Though his steals and blocks totals are slightly down early in the 2015-16 campaign, his assists figure is actually higher than it was last year. What’s changed? He’s suddenly gone cold from the field, averaging just 7.2 points on 33.0 percent shooting and just 1.4 treys on 29.5 percent shooting from deep. Seeing as he’s shot in the mid-40s both in overall field-goal percentage and the low-40s in three-point percentage each of the past four seasons, it’s reasonable to expect a regression to the mean eventually, making Green a tantalizing buy-low target.
Nerlens Noel, PF/C, Philadelphia 76ers
Today’s Fastbreak colleague Haddon Anderson recently named Nerlens Noel to his “Biggest Early-Season Disappointments” list, and it’s not difficult to see why. After finishing 52nd on ESPN’s Player Rater last season, many fantasy owners (including myself) had justifiably high expectations for Noel this year, but he’s yet to deliver on that promise, averaging 11.0 points on just 42.6 percent shooting, 8.8 rebounds, 1.5 steals, 1.3 assists and 1.0 blocks in 31.4 minutes per game.
The Sixers’ addition of Jahlil Okafor appears to be adversely affecting Noel’s fantasy production, as he’s being asked to play out of position at the 4, limiting his ability to rack up defensive stats and easy buckets around the rim. To head coach Brett Brown’s credit, though, he’s begun splitting up their minutes and playing Noel more at the 5, which should help boost the Kentucky product’s fantasy value. If Noel’s owner is frustrated with his early-season lack of production and is willing to sell him for 70 cents on the dollar, his upside makes him an ideal buy-low candidate.
Terrence Jones, PF, Houston Rockets
Terrence Jones is one of those under-the-radar mid-to-late-round picks that can help you win your league without anyone being the wiser. Injuries limited Jones to just 33 games last year, perhaps explaining why his ADP had him pegged as a late ninth- or early 10th-round pick this fall, and a lacerated eyelid suffered in Houston’s second game of the season wound up costing him five contests. As a result, he’s just 217th on ESPN’s Player Rater at the moment, likely far off the radar of most owners.

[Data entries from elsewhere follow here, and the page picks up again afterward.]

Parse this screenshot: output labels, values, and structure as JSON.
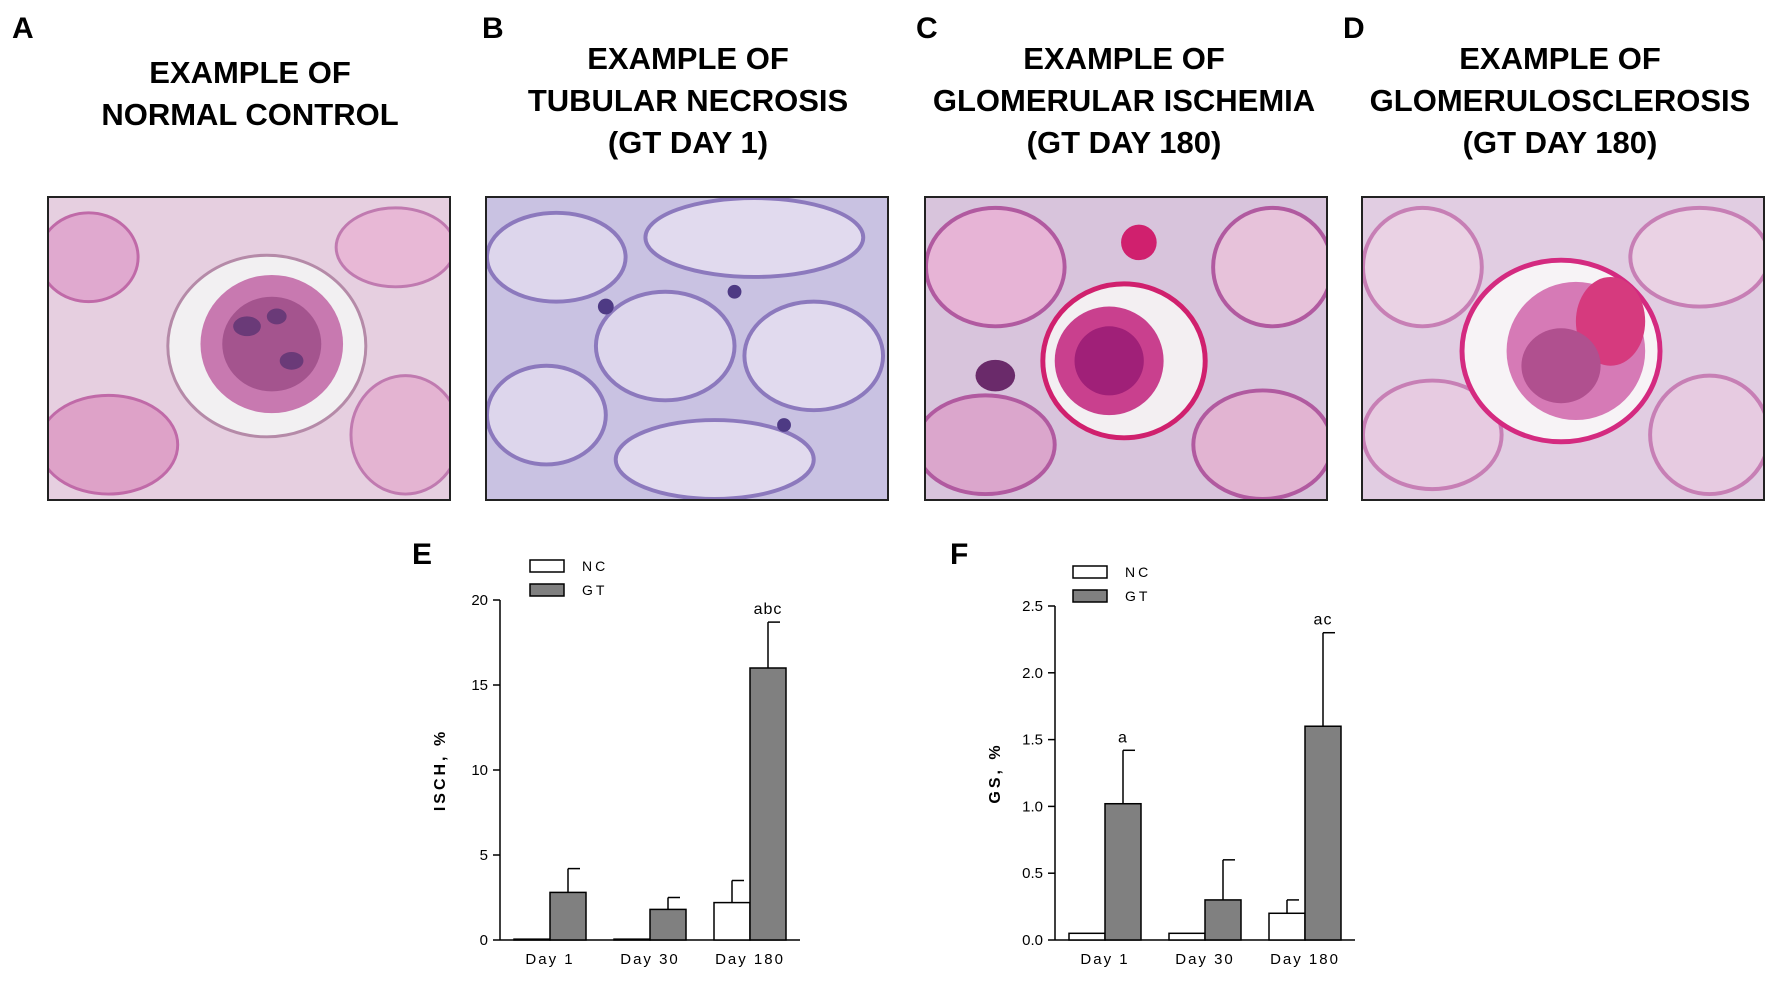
{
  "panels": [
    {
      "letter": "A",
      "title_lines": [
        "EXAMPLE OF",
        "NORMAL CONTROL"
      ],
      "image_name": "normal-control-histology-image"
    },
    {
      "letter": "B",
      "title_lines": [
        "EXAMPLE OF",
        "TUBULAR NECROSIS",
        "(GT DAY 1)"
      ],
      "image_name": "tubular-necrosis-histology-image"
    },
    {
      "letter": "C",
      "title_lines": [
        "EXAMPLE OF",
        "GLOMERULAR ISCHEMIA",
        "(GT DAY 180)"
      ],
      "image_name": "glomerular-ischemia-histology-image"
    },
    {
      "letter": "D",
      "title_lines": [
        "EXAMPLE OF",
        "GLOMERULOSCLEROSIS",
        "(GT DAY 180)"
      ],
      "image_name": "glomerulosclerosis-histology-image"
    }
  ],
  "chart_data": [
    {
      "panel": "E",
      "type": "bar",
      "categories": [
        "Day 1",
        "Day 30",
        "Day 180"
      ],
      "ylabel": "ISCH, %",
      "ylim": [
        0,
        20
      ],
      "yticks": [
        "0",
        "5",
        "10",
        "15",
        "20"
      ],
      "legend_position": "top-left",
      "series": [
        {
          "name": "NC",
          "color": "#ffffff",
          "values": [
            0.05,
            0.05,
            2.2
          ],
          "errors": [
            0,
            0,
            1.3
          ]
        },
        {
          "name": "GT",
          "color": "#808080",
          "values": [
            2.8,
            1.8,
            16.0
          ],
          "errors": [
            1.4,
            0.7,
            2.7
          ]
        }
      ],
      "annotations": [
        {
          "category": 2,
          "series": 1,
          "text": "abc"
        }
      ]
    },
    {
      "panel": "F",
      "type": "bar",
      "categories": [
        "Day 1",
        "Day 30",
        "Day 180"
      ],
      "ylabel": "GS, %",
      "ylim": [
        0,
        2.5
      ],
      "yticks": [
        "0.0",
        "0.5",
        "1.0",
        "1.5",
        "2.0",
        "2.5"
      ],
      "legend_position": "top-left",
      "series": [
        {
          "name": "NC",
          "color": "#ffffff",
          "values": [
            0.05,
            0.05,
            0.2
          ],
          "errors": [
            0,
            0,
            0.1
          ]
        },
        {
          "name": "GT",
          "color": "#808080",
          "values": [
            1.02,
            0.3,
            1.6
          ],
          "errors": [
            0.4,
            0.3,
            0.7
          ]
        }
      ],
      "annotations": [
        {
          "category": 0,
          "series": 1,
          "text": "a"
        },
        {
          "category": 2,
          "series": 1,
          "text": "ac"
        }
      ]
    }
  ]
}
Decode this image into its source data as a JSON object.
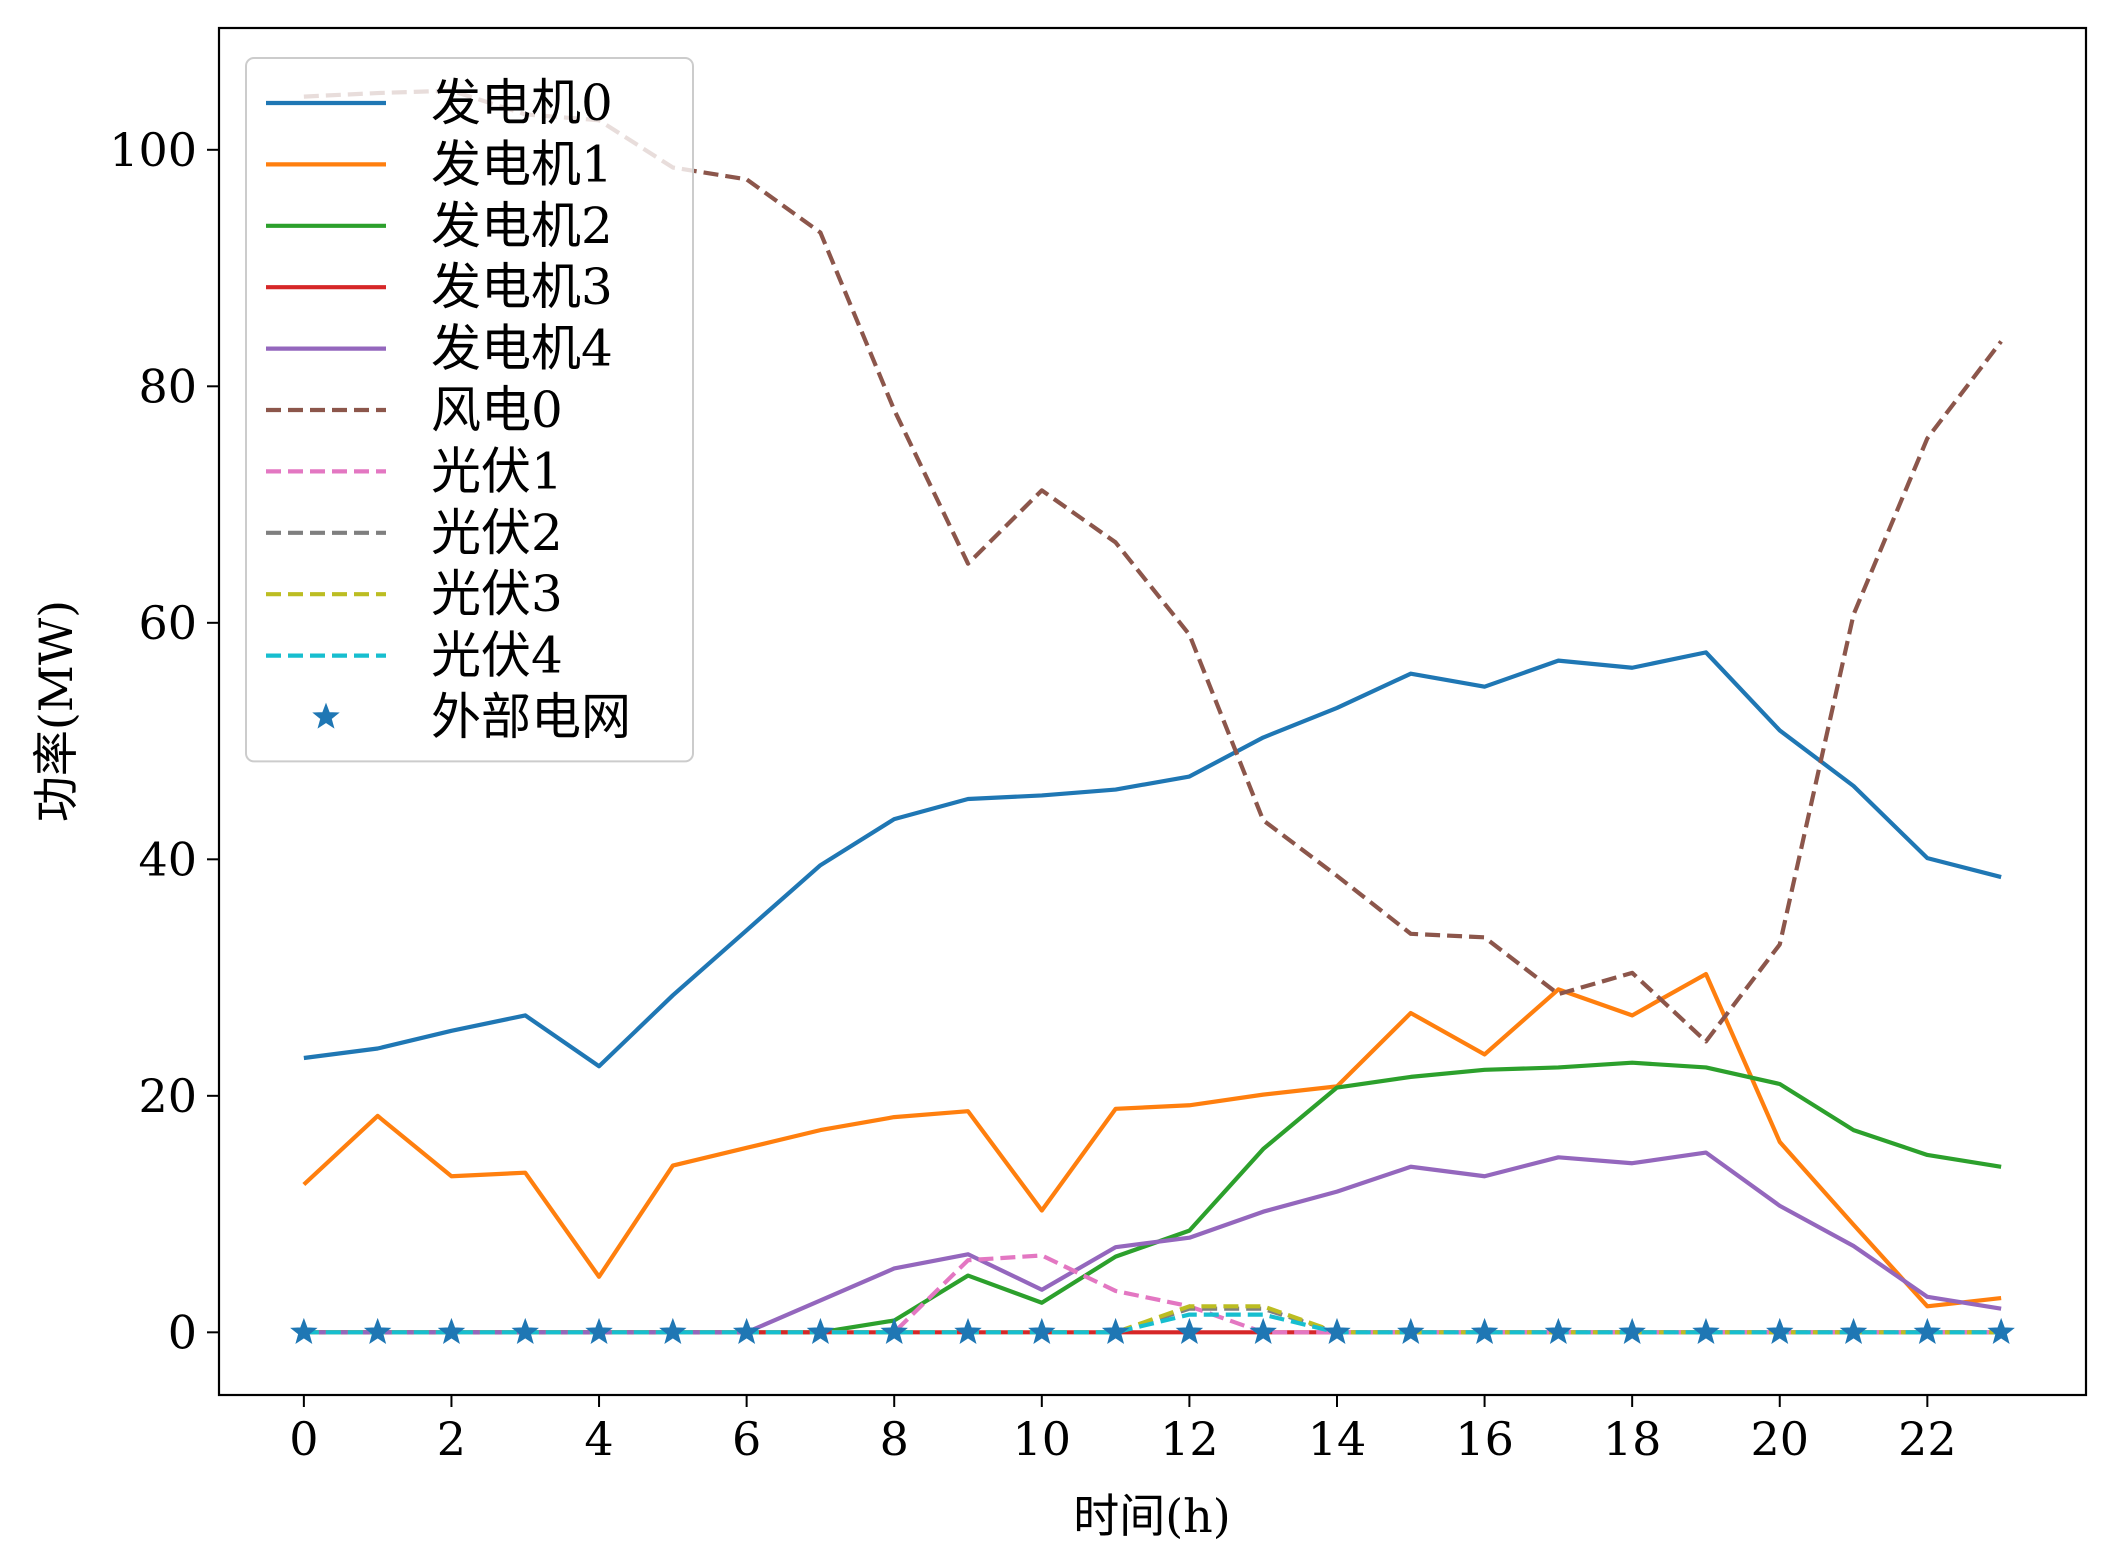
{
  "chart_data": {
    "type": "line",
    "title": "",
    "xlabel": "时间(h)",
    "ylabel": "功率(MW)",
    "xlim": [
      -1.15,
      24.15
    ],
    "ylim": [
      -5.3,
      110.3
    ],
    "xticks": [
      0,
      2,
      4,
      6,
      8,
      10,
      12,
      14,
      16,
      18,
      20,
      22
    ],
    "yticks": [
      0,
      20,
      40,
      60,
      80,
      100
    ],
    "grid": false,
    "legend_position": "top-left",
    "x": [
      0,
      1,
      2,
      3,
      4,
      5,
      6,
      7,
      8,
      9,
      10,
      11,
      12,
      13,
      14,
      15,
      16,
      17,
      18,
      19,
      20,
      21,
      22,
      23
    ],
    "series": [
      {
        "name": "发电机0",
        "color": "#1f77b4",
        "style": "solid",
        "values": [
          23.2,
          24.0,
          25.5,
          26.8,
          22.5,
          28.5,
          34.0,
          39.5,
          43.4,
          45.1,
          45.4,
          45.9,
          47.0,
          50.3,
          52.8,
          55.7,
          54.6,
          56.8,
          56.2,
          57.5,
          50.9,
          46.2,
          40.1,
          38.5
        ]
      },
      {
        "name": "发电机1",
        "color": "#ff7f0e",
        "style": "solid",
        "values": [
          12.5,
          18.3,
          13.2,
          13.5,
          4.7,
          14.1,
          15.6,
          17.1,
          18.2,
          18.7,
          10.3,
          18.9,
          19.2,
          20.1,
          20.8,
          27.0,
          23.5,
          29.0,
          26.8,
          30.3,
          16.1,
          9.1,
          2.2,
          2.9
        ]
      },
      {
        "name": "发电机2",
        "color": "#2ca02c",
        "style": "solid",
        "values": [
          0,
          0,
          0,
          0,
          0,
          0,
          0,
          0,
          1.0,
          4.8,
          2.5,
          6.4,
          8.6,
          15.5,
          20.7,
          21.6,
          22.2,
          22.4,
          22.8,
          22.4,
          21.0,
          17.1,
          15.0,
          14.0
        ]
      },
      {
        "name": "发电机3",
        "color": "#d62728",
        "style": "solid",
        "values": [
          0,
          0,
          0,
          0,
          0,
          0,
          0,
          0,
          0,
          0,
          0,
          0,
          0,
          0,
          0,
          0,
          0,
          0,
          0,
          0,
          0,
          0,
          0,
          0
        ]
      },
      {
        "name": "发电机4",
        "color": "#9467bd",
        "style": "solid",
        "values": [
          0,
          0,
          0,
          0,
          0,
          0,
          0,
          2.7,
          5.4,
          6.6,
          3.6,
          7.2,
          8.0,
          10.2,
          11.9,
          14.0,
          13.2,
          14.8,
          14.3,
          15.2,
          10.7,
          7.3,
          3.0,
          2.0
        ]
      },
      {
        "name": "风电0",
        "color": "#8c564b",
        "style": "dashed",
        "values": [
          104.5,
          104.8,
          105.0,
          103.0,
          102.5,
          98.5,
          97.5,
          93.0,
          78.0,
          65.0,
          71.2,
          66.8,
          59.0,
          43.3,
          38.6,
          33.7,
          33.4,
          28.6,
          30.4,
          24.6,
          32.8,
          60.7,
          75.6,
          83.8
        ]
      },
      {
        "name": "光伏1",
        "color": "#e377c2",
        "style": "dashed",
        "values": [
          0,
          0,
          0,
          0,
          0,
          0,
          0,
          0,
          0,
          6.1,
          6.5,
          3.5,
          2.2,
          0,
          0,
          0,
          0,
          0,
          0,
          0,
          0,
          0,
          0,
          0
        ]
      },
      {
        "name": "光伏2",
        "color": "#7f7f7f",
        "style": "dashed",
        "values": [
          0,
          0,
          0,
          0,
          0,
          0,
          0,
          0,
          0,
          0,
          0,
          0,
          2.0,
          2.0,
          0,
          0,
          0,
          0,
          0,
          0,
          0,
          0,
          0,
          0
        ]
      },
      {
        "name": "光伏3",
        "color": "#bcbd22",
        "style": "dashed",
        "values": [
          0,
          0,
          0,
          0,
          0,
          0,
          0,
          0,
          0,
          0,
          0,
          0,
          2.2,
          2.2,
          0,
          0,
          0,
          0,
          0,
          0,
          0,
          0,
          0,
          0
        ]
      },
      {
        "name": "光伏4",
        "color": "#17becf",
        "style": "dashed",
        "values": [
          0,
          0,
          0,
          0,
          0,
          0,
          0,
          0,
          0,
          0,
          0,
          0,
          1.5,
          1.5,
          0,
          0,
          0,
          0,
          0,
          0,
          0,
          0,
          0,
          0
        ]
      },
      {
        "name": "外部电网",
        "color": "#1f77b4",
        "style": "marker",
        "values": [
          0,
          0,
          0,
          0,
          0,
          0,
          0,
          0,
          0,
          0,
          0,
          0,
          0,
          0,
          0,
          0,
          0,
          0,
          0,
          0,
          0,
          0,
          0,
          0
        ]
      }
    ]
  }
}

When healthy enough to play, however, Jones is averaging 12.9 points on 47.4 percent shooting, 5.6 rebounds, 1.2 assists, 1.1 blocks, 0.8 triples and 0.6 steals in 27.7 minutes per game, making him an intriguing buy-low target. So long as he can avoid further injuries, his well-rounded contributions are sure to help any fantasy squad, particularly with Donatas Motiejunas’ return still seemingly a ways away.